Wenn ich von den Lebenden rede, so habe ich Sorge getragen, daß niemand darunter leide. In den Fällen, wo der ausgeschriebene Name jemandem nachteilig werden oder nur zu Unannehmlichkeiten Anlaß geben könnte, habe ich ihn entweder ganz ausgelassen oder nur mit Anfangsbuchstaben angedeutet, damit er für den Leser ein Geheimnis bleibe. – Sollten diejenigen, die er bezeichnet, sich zum Teil wiedererkennen und darüber unwillig werden, so glaube ich doch nicht, von ihnen befürchten zu dürfen, daß sie ihren Verdruß an mir auslassen und mich in meiner Entfernung und meiner Einsamkeit aufsuchen werden.
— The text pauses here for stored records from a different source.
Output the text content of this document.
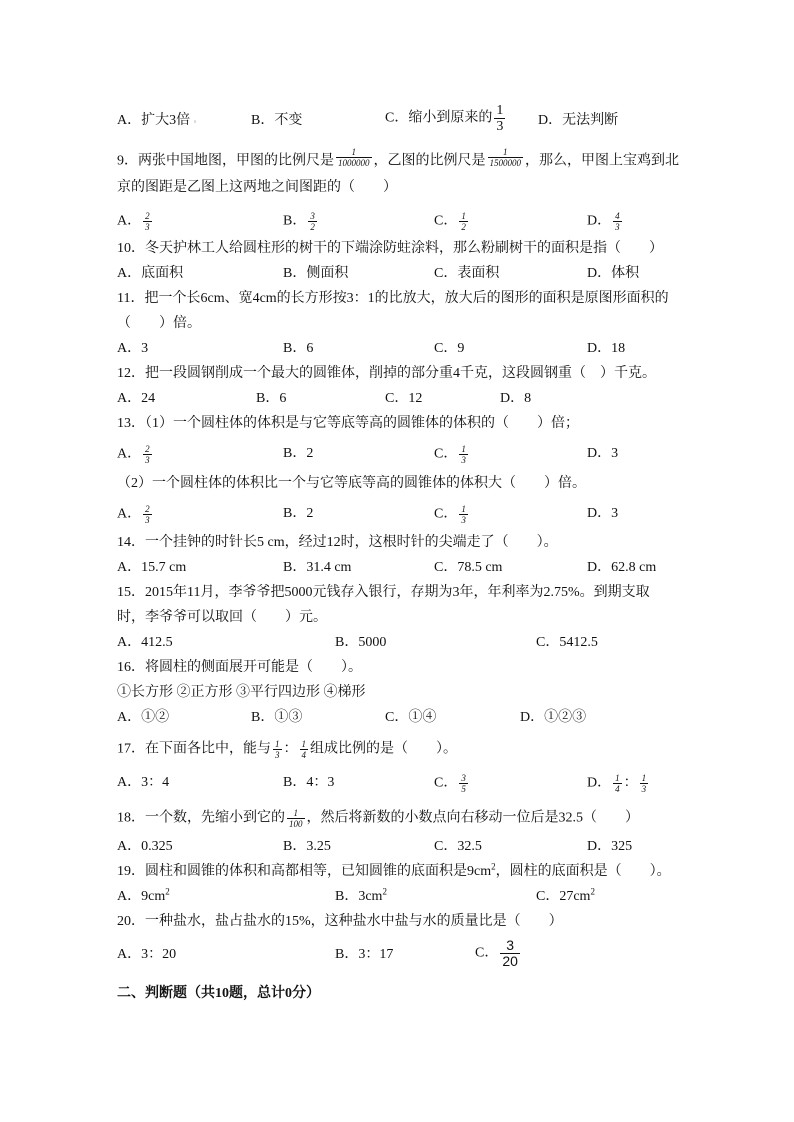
A．扩大3倍 ◦	B．不变	C．缩小到原来的 $\frac{1}{3}$ D．无法判断
9．两张中国地图，甲图的比例尺是 $\frac{1}{1000000}$ ，乙图的比例尺是 $\frac{1}{1500000}$ ，那么，甲图上宝鸡到北
京的图距是乙图上这两地之间图距的（　　）
A． $\frac{2}{3}$	B． $\frac{3}{2}$	C． $\frac{1}{2}$	D． $\frac{4}{3}$
10．冬天护林工人给圆柱形的树干的下端涂防蛀涂料，那么粉刷树干的面积是指（　　）
A．底面积	B．侧面积	C．表面积	D．体积
11．把一个长6cm、宽4cm的长方形按3：1的比放大，放大后的图形的面积是原图形面积的
（　　）倍。
A．3	B．6	C．9	D．18
12．把一段圆钢削成一个最大的圆锥体，削掉的部分重4千克，这段圆钢重（　）千克。
A．24	B．6	C．12	D．8
13．（1）一个圆柱体的体积是与它等底等高的圆锥体的体积的（　　）倍；
A． $\frac{2}{3}$	B．2	C． $\frac{1}{3}$	D．3
（2）一个圆柱体的体积比一个与它等底等高的圆锥体的体积大（　　）倍。
A． $\frac{2}{3}$	B．2	C． $\frac{1}{3}$	D．3
14．一个挂钟的时针长5 cm，经过12时，这根时针的尖端走了（　　）。
A．15.7 cm	B．31.4 cm	C．78.5 cm	D．62.8 cm
15．2015年11月，李爷爷把5000元钱存入银行，存期为3年，年利率为2.75%。到期支取
时，李爷爷可以取回（　　）元。
A．412.5	B．5000	C．5412.5
16．将圆柱的侧面展开可能是（　　）。
①长方形 ②正方形 ③平行四边形 ④梯形
A．①②	B．①③	C．①④	D．①②③
17．在下面各比中，能与 $\frac{1}{3}$ ： $\frac{1}{4}$ 组成比例的是（　　）。
A．3：4	B．4：3	C． $\frac{3}{5}$	D． $\frac{1}{4}$ ： $\frac{1}{3}$
18．一个数，先缩小到它的 $\frac{1}{100}$ ，然后将新数的小数点向右移动一位后是32.5（　　）
A．0.325	B．3.25	C．32.5	D．325
19．圆柱和圆锥的体积和高都相等，已知圆锥的底面积是$9cm^2$，圆柱的底面积是（　　）。
A．$9cm^2$	B．$3cm^2$	C．$27cm^2$
20．一种盐水，盐占盐水的15%，这种盐水中盐与水的质量比是（　　）
A．3：20	B．3：17	C． $\frac{3}{20}$
二、判断题（共10题，总计0分）
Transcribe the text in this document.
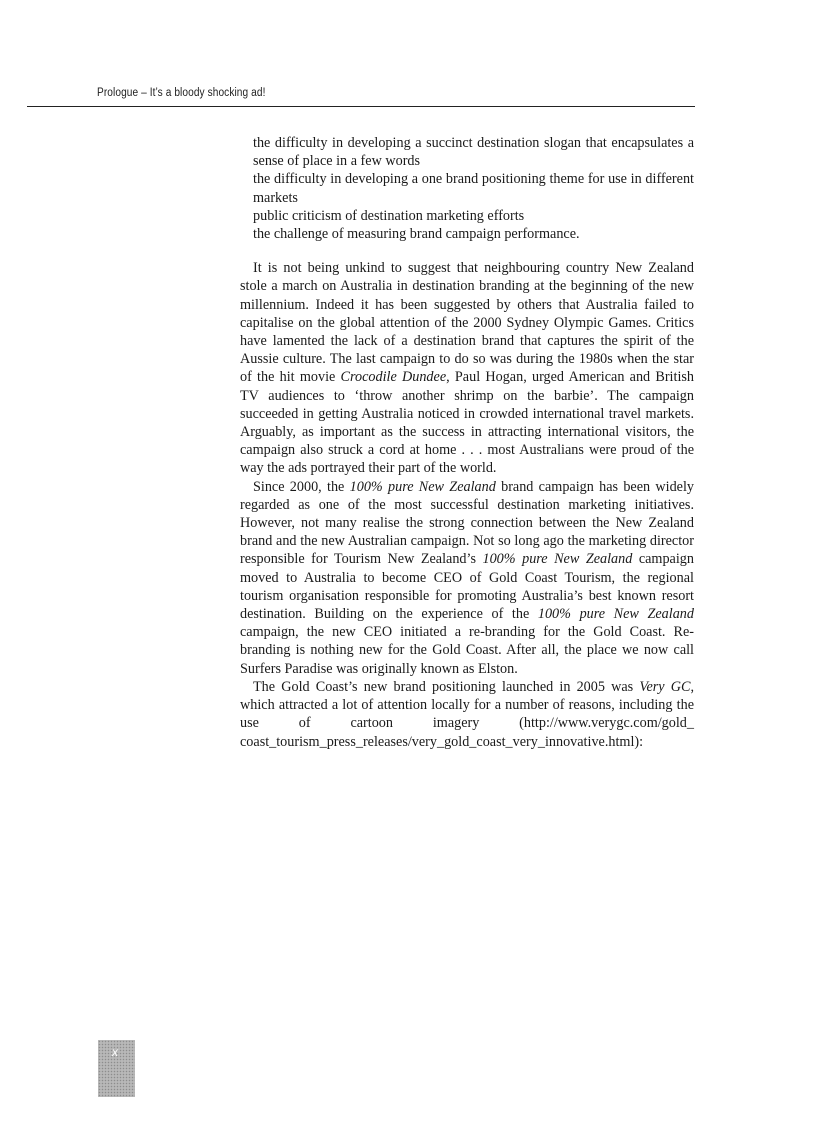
Prologue – It’s a bloody shocking ad!
the difficulty in developing a succinct destination slogan that encapsulates a sense of place in a few words
the difficulty in developing a one brand positioning theme for use in different markets
public criticism of destination marketing efforts
the challenge of measuring brand campaign performance.

It is not being unkind to suggest that neighbouring country New Zealand stole a march on Australia in destination branding at the beginning of the new millennium. Indeed it has been suggested by others that Australia failed to capitalise on the global attention of the 2000 Sydney Olympic Games. Critics have lamented the lack of a destination brand that captures the spirit of the Aussie culture. The last campaign to do so was during the 1980s when the star of the hit movie Crocodile Dundee, Paul Hogan, urged American and British TV audiences to ‘throw another shrimp on the barbie’. The campaign succeeded in getting Australia noticed in crowded international travel markets. Arguably, as important as the success in attracting international visitors, the campaign also struck a cord at home . . . most Australians were proud of the way the ads portrayed their part of the world.

Since 2000, the 100% pure New Zealand brand campaign has been widely regarded as one of the most successful destination marketing initiatives. However, not many realise the strong connection between the New Zealand brand and the new Australian campaign. Not so long ago the marketing director responsible for Tourism New Zealand’s 100% pure New Zealand campaign moved to Australia to become CEO of Gold Coast Tourism, the regional tourism organisation responsible for promoting Australia’s best known resort destination. Building on the experience of the 100% pure New Zealand campaign, the new CEO initiated a re-branding for the Gold Coast. Re-branding is nothing new for the Gold Coast. After all, the place we now call Surfers Paradise was originally known as Elston.

The Gold Coast’s new brand positioning launched in 2005 was Very GC, which attracted a lot of attention locally for a number of reasons, including the use of cartoon imagery (http://www.verygc.com/gold_ coast_tourism_press_releases/very_gold_coast_very_innovative.html):

x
Ich schließe diesen Brief, – denn ich werde ihn weder eine Vorrede, noch eine Zueignung nennen; jenes nicht, weil eine Vorrede meine Kräfte übersteigt, dieses nicht, weil eine Zueignung unter Ihrer Würde sein würde. Ich will diesen Zeilen lieber den Titel: Compte rendu geben, da sie sowohl als das ganze Werk ein Rechnungsabschluß der Gefühle meines Herzens, der Begebenheiten meiner Zeit, der Forschungen meines Verstandes und der Betrachtungen über mein Leben – oder vielmehr über das Leben meines besten Freundes sind; denn er und ich sind nur eines; ... und warum sollte er, dieser Freund, nicht in der Wirklichkeit sein? ... Warum sollten wir beide nicht zusammen existieren, wie Orestes und Pylades und so viel andere Helden aus jener schönen Freundschaftsperiode, in welcher sie, sozusagen, nur eine und dieselbe Person waren?Ich lasse hier eine Epistel folgen, welche ich vor achtzehn bis zwanzig Jahren an ihn, diesen Freund, richtete, um ihn von seinem Leichtsinn und seinen Unbesonnenheiten zu heilen. Diese Epistel ist zwar schon oft im Druck erschienen und noch neulich in eine Sammlung meiner Gedichte aufgenommen worden. Dennoch glaube ich, daß sie auch hier einen Platz einzunehmen verdiene.
Wie glücklich, mein Fürst, wäre der, welcher einen Freund, wie Sie, hätte und mit ihm durch das Leben gehen könnte! Er würde dieses seltene Glück mit der innigsten Dankbarkeit erwidern, sich der Leitung eines solchen Freundes überlassen und seinen höheren Talenten und seiner aufgeklärten Anhänglichkeit ganz vertrauen.
Ein solcher Freund und Gefährte Ihres Lebens (denn die Freundschaft muß früh im Leben anfangen und nur mit dem Leben aufhören) würde Ihnen Gefühle ausdrücken dürfen, welche ich hier zu äußern mich nicht für berechtigt halte; er würde Ihnen aber diejenigen, die ich mit ihm teilen darf, nicht lebhafter und treuer schildern können als ich – die Gefühle der Bewunderung, der Anhänglichkeit und der innigsten Ehrfurcht.